Reformed Jerks

It’s an irony that hits close to home, so it’s one I make note of regularly. We who confess to being Reformed, Calvinistic, embracing the doctrines of grace, begin our confession of our distinctives with the doctrine of total depravity. We affirm that sin impacts all that we are- our bodies, our emotions, our thoughts and our desires. We affirm that we are unable, unless God should change our nature first, to even want to be changed, much less embrace the work of Christ on our behalf. In short, we have a profoundly low, albeit biblical, view of man in our fallen state.

The irony is that if we were in the high school yearbook we embracers of the doctrines of grace would rightly be voted “Most likely to be arrogant.” We begin with a humbling doctrine, but we end as prideful jerks. What gives? It is because of our depravity that even an awareness of our depravity does little to diminish our foolish pride. To put it another way, what else would we expect from sinners such as us?

We grow our arrogance, I suspect, out of one truth, and one lie. We embrace the biblical truth that God chooses His own. We deny that we are chosen based on His foreknowledge of any choices we might have made. What we often feel, however, is that we were chosen precisely because we were so worthy. We’ve turned out so well, we reason in the dark corners of our hearts, it makes perfect sense that He chose us. Didn’t He choose well when He chose me?

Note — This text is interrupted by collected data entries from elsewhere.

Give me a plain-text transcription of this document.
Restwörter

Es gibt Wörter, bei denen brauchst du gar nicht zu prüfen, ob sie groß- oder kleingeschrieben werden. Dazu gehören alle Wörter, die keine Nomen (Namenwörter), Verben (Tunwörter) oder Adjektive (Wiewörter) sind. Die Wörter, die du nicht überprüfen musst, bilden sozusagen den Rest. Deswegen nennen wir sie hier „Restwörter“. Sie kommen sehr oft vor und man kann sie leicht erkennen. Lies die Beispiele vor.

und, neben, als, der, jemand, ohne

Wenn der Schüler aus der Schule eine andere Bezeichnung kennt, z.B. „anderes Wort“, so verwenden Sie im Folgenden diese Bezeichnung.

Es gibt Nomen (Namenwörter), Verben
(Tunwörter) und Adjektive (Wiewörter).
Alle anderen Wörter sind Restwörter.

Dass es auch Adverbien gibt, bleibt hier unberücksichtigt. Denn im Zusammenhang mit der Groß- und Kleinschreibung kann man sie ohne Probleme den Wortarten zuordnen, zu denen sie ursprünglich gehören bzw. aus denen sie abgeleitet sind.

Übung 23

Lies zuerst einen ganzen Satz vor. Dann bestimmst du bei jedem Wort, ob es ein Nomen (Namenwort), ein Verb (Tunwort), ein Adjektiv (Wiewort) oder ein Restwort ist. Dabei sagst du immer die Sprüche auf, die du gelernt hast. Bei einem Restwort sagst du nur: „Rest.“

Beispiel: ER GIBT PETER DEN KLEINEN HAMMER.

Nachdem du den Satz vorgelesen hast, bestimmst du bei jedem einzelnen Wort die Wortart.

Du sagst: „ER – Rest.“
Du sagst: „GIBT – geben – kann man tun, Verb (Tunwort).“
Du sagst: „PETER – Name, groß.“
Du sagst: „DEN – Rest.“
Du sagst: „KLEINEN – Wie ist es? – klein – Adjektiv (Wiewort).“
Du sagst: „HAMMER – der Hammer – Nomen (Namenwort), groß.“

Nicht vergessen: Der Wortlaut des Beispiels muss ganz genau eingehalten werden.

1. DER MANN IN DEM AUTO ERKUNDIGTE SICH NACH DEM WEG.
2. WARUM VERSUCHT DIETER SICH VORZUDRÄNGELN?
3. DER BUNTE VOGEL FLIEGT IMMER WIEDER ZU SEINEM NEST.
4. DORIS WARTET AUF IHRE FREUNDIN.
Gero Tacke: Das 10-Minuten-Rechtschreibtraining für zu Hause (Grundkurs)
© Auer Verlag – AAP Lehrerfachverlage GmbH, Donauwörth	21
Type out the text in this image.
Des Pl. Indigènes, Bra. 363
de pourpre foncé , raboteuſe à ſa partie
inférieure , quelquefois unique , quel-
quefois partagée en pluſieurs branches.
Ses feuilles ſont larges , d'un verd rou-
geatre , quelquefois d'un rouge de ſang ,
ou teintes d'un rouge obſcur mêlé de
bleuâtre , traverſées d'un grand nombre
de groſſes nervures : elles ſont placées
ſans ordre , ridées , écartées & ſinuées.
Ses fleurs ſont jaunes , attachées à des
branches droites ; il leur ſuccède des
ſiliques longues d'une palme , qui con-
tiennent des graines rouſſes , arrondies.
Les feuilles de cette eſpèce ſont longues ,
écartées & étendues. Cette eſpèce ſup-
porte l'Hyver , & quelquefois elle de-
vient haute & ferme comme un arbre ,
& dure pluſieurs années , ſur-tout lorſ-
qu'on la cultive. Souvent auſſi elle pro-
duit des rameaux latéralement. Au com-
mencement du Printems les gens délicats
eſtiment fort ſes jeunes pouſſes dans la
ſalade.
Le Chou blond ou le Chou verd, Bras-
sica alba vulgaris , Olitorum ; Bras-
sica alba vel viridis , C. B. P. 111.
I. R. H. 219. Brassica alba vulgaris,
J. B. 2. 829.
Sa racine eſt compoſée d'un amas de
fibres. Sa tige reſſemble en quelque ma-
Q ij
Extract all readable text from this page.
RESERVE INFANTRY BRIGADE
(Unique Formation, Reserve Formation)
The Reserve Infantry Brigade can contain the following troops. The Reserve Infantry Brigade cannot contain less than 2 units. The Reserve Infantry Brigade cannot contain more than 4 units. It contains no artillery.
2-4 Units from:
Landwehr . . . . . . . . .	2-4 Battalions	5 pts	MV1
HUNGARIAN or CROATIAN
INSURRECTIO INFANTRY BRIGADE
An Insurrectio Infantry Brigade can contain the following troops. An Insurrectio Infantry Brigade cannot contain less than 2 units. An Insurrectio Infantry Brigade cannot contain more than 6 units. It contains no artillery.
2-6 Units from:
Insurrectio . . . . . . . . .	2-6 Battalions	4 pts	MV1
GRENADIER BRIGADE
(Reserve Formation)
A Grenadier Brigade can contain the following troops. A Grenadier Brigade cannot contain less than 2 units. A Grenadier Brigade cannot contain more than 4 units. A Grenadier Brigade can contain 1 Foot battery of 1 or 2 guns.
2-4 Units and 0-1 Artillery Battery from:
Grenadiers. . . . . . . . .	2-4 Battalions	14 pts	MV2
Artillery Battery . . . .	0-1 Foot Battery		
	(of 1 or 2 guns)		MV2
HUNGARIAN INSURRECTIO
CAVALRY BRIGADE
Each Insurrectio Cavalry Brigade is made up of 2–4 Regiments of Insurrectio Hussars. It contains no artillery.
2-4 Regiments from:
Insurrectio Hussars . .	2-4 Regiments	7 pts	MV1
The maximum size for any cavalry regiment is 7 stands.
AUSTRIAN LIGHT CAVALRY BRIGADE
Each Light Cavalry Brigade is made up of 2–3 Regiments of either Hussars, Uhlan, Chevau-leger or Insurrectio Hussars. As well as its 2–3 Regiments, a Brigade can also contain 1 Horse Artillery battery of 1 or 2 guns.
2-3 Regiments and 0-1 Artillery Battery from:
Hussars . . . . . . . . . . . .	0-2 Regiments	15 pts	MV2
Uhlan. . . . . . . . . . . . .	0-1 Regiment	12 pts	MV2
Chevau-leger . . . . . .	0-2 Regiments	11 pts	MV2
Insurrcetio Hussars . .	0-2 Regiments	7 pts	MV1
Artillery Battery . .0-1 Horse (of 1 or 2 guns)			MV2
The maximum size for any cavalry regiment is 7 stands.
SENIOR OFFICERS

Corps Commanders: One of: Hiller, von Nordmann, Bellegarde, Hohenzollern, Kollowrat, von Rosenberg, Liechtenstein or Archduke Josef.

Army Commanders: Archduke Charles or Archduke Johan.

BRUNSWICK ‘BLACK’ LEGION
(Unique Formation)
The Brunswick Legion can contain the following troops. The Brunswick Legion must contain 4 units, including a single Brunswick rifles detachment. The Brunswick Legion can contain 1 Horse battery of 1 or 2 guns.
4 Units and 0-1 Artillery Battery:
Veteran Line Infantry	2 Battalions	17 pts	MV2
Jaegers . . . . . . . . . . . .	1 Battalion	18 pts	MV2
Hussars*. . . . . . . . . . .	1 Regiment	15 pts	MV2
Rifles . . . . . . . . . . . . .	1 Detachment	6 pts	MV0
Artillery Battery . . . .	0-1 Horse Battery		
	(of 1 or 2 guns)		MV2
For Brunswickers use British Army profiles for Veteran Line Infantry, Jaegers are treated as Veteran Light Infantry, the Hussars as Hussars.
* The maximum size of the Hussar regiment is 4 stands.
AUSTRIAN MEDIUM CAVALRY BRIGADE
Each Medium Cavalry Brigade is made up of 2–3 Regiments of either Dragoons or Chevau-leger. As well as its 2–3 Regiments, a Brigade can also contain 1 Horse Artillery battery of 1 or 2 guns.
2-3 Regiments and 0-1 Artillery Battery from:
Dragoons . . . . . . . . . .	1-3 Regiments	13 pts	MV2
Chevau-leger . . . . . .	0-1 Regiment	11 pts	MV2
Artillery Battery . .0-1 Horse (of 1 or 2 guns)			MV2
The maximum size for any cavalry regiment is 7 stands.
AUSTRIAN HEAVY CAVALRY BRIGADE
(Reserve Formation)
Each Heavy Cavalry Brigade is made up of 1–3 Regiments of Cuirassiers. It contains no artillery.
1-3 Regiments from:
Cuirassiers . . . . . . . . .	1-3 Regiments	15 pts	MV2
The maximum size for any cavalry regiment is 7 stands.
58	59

The truth that leads us astray is that we are, when considering election, entering into some deep waters. Which, we are foolish enough to believe, makes us think we are rather accomplished swimmers. We are tempted to believe that because we not only look into such deep doctrines, but have the courage to embrace them, that such makes us a better class of believer than those who are neither as heady nor courageous as we-I thank you Lord that I am not like other men. I know the five points of Calvinism and know the difference between an Arminian and an Armenian.

The doctrine of election is true; it is biblical. As such we have a duty not just to affirm it and to teach it, but to believe it. That is, we need to believe it from our hearts, to believe it enough to put to death our pride. We need to believe in it enough to believe in His power to rescue and revive the dead. We need to believe it enough to know down to our core that the vilest criminal, the cruelest Muslim, the most heartless adulterer is just what we are by nature, that what sets us apart isn’t anything good in us save His grace at work in us. We need to believe it enough to cry out in gratitude at the amazing grace that saved such a wretch as me. We should not believe in election because we in our brilliant minds have managed to peek behind the curtain, to look into the secret things of God. We are to believe in it because it reveals the glorious truth that He has loved us, despite our being utterly unworthy, from the foundations of the world, that His grace isn’t a slight fix to a small problem, but is instead the victory of Jesus over death. We are to believe it because it, however slowly, puts to death our pride. Lord, be merciful to me, a sinner.